Until he was taken down in a raid by India’s Central Bureau of Investigation (CBI) on Friday, Amit Tiwari was the head of an illegal enterprise that he had grown into a $600 million business since its inception in 2011. Tiwari and a band of cyber crooks sold their expertise with computer hacking to more than 1,000 customers who wanted to snoop around online but didn’t have the means. While still in operation, Tiwari’s team took fees of $250 to $500 for assignments like stealing funds, snooping around for the financial information of a business rival, digging up a family’s secrets and more.

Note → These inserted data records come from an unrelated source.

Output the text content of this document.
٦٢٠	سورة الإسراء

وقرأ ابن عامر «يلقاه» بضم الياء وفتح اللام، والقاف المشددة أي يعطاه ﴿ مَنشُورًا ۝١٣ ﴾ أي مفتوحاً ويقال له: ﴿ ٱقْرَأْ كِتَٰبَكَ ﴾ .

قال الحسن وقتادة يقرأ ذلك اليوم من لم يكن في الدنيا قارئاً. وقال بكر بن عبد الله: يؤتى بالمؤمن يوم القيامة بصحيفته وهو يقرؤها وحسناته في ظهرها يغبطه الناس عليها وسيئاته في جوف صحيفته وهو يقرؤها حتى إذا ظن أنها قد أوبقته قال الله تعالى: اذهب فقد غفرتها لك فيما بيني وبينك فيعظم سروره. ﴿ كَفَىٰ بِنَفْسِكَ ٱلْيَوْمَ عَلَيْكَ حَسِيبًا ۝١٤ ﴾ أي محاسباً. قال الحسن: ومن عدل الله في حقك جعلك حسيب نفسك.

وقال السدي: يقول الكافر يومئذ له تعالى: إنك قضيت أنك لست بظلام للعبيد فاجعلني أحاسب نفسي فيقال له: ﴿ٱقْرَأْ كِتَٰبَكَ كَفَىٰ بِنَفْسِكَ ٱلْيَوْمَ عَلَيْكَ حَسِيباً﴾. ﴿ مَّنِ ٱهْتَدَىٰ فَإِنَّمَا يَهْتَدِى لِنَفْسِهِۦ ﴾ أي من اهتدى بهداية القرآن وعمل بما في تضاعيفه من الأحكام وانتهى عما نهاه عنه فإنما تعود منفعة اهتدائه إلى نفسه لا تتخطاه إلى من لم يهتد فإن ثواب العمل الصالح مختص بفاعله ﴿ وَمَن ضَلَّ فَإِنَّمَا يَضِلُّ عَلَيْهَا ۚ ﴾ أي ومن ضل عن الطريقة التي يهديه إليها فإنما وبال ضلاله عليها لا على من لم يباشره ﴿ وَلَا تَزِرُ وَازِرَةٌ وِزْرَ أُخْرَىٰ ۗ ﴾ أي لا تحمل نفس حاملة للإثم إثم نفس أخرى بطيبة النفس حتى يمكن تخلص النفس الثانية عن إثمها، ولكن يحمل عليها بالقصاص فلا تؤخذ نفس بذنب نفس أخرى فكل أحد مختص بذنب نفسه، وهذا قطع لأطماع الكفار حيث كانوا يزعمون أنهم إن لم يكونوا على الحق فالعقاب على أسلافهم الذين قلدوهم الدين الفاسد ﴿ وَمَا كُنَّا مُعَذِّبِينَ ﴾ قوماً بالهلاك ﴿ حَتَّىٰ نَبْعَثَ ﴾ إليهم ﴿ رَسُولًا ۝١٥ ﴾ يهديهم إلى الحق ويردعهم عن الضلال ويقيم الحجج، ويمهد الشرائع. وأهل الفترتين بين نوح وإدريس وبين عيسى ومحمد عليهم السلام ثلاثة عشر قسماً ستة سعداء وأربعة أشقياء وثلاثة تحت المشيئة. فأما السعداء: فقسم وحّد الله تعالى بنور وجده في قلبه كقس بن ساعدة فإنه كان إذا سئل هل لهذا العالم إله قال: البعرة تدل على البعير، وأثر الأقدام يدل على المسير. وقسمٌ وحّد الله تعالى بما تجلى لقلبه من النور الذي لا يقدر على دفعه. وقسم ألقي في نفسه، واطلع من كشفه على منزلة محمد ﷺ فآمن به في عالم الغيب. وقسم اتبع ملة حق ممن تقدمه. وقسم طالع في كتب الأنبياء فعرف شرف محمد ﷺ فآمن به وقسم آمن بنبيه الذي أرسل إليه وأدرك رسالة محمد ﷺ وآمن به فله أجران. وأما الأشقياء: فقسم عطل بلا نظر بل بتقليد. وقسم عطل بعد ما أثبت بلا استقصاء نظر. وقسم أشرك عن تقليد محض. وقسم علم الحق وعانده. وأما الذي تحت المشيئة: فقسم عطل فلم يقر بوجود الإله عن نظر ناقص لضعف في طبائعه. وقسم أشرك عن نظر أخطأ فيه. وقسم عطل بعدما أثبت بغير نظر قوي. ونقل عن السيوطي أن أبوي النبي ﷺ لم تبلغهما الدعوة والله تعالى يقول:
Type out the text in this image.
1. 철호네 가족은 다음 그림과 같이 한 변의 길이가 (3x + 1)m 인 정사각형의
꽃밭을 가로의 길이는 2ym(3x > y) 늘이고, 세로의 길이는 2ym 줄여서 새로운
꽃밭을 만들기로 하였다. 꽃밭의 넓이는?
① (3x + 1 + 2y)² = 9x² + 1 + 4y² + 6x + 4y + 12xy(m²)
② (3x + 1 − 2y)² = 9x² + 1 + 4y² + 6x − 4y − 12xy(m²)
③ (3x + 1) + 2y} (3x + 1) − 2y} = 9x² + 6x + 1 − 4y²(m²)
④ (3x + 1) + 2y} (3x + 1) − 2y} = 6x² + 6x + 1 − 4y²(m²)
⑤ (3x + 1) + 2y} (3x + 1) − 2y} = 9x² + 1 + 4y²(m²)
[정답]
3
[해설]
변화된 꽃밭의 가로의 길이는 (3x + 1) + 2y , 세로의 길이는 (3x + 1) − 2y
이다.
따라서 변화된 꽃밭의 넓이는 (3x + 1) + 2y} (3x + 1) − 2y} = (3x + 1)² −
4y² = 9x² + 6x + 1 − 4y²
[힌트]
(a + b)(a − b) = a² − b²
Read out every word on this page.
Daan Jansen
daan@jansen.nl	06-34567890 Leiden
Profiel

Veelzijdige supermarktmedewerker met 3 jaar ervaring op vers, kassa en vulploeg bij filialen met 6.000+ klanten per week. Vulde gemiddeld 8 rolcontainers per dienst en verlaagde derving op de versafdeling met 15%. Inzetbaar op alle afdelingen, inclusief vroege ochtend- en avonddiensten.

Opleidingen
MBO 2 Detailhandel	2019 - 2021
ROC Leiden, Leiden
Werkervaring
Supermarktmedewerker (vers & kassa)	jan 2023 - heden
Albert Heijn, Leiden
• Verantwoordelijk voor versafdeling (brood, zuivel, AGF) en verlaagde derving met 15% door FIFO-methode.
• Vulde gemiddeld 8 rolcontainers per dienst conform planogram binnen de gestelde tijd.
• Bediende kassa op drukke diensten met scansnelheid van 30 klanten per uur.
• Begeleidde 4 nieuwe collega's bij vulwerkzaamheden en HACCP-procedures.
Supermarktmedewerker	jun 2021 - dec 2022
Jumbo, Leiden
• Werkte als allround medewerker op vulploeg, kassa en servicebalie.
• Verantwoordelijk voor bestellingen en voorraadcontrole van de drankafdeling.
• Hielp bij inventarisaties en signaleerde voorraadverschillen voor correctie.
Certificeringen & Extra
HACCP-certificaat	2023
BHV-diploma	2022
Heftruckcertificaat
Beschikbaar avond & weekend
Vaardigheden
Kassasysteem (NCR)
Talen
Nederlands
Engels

His organization was sophisticated enough to operate worldwide, but Tiwari still fell victim to some basic errors that let law enforcement track him down; he hosted his websites on insecure U.S. servers and accepted payment in easy-to-track transfers from PayPal accounts. He even received some money via wiring through Western Union. The FBI figured out Tiwari’s identity and passed along his GPS location to India’s CBI.
While the Indian government can now boast about Tiwari’s capture, he should have been on the watch list since 2003, when Tiwari hacked into a credit card processing company based in Mumbai and robbed $14,300. Now, the CBI is making up for lost time by conducting additional raids in the Indian cities of Mumbai, Pune and Ghaziabad to try to pin down others involved in the cyber crime ring.
Soon, the Indian government hopes to secure a system ensuring that no cyber criminal slips through the cracks of its justice system. Last June, India set up a surveillance web designed to tap into India’s 900 million land lines and track the activity of the country’s 120 million Internet users.
Sounds like the beginning of a familiar debate on the merits of privacy versus security.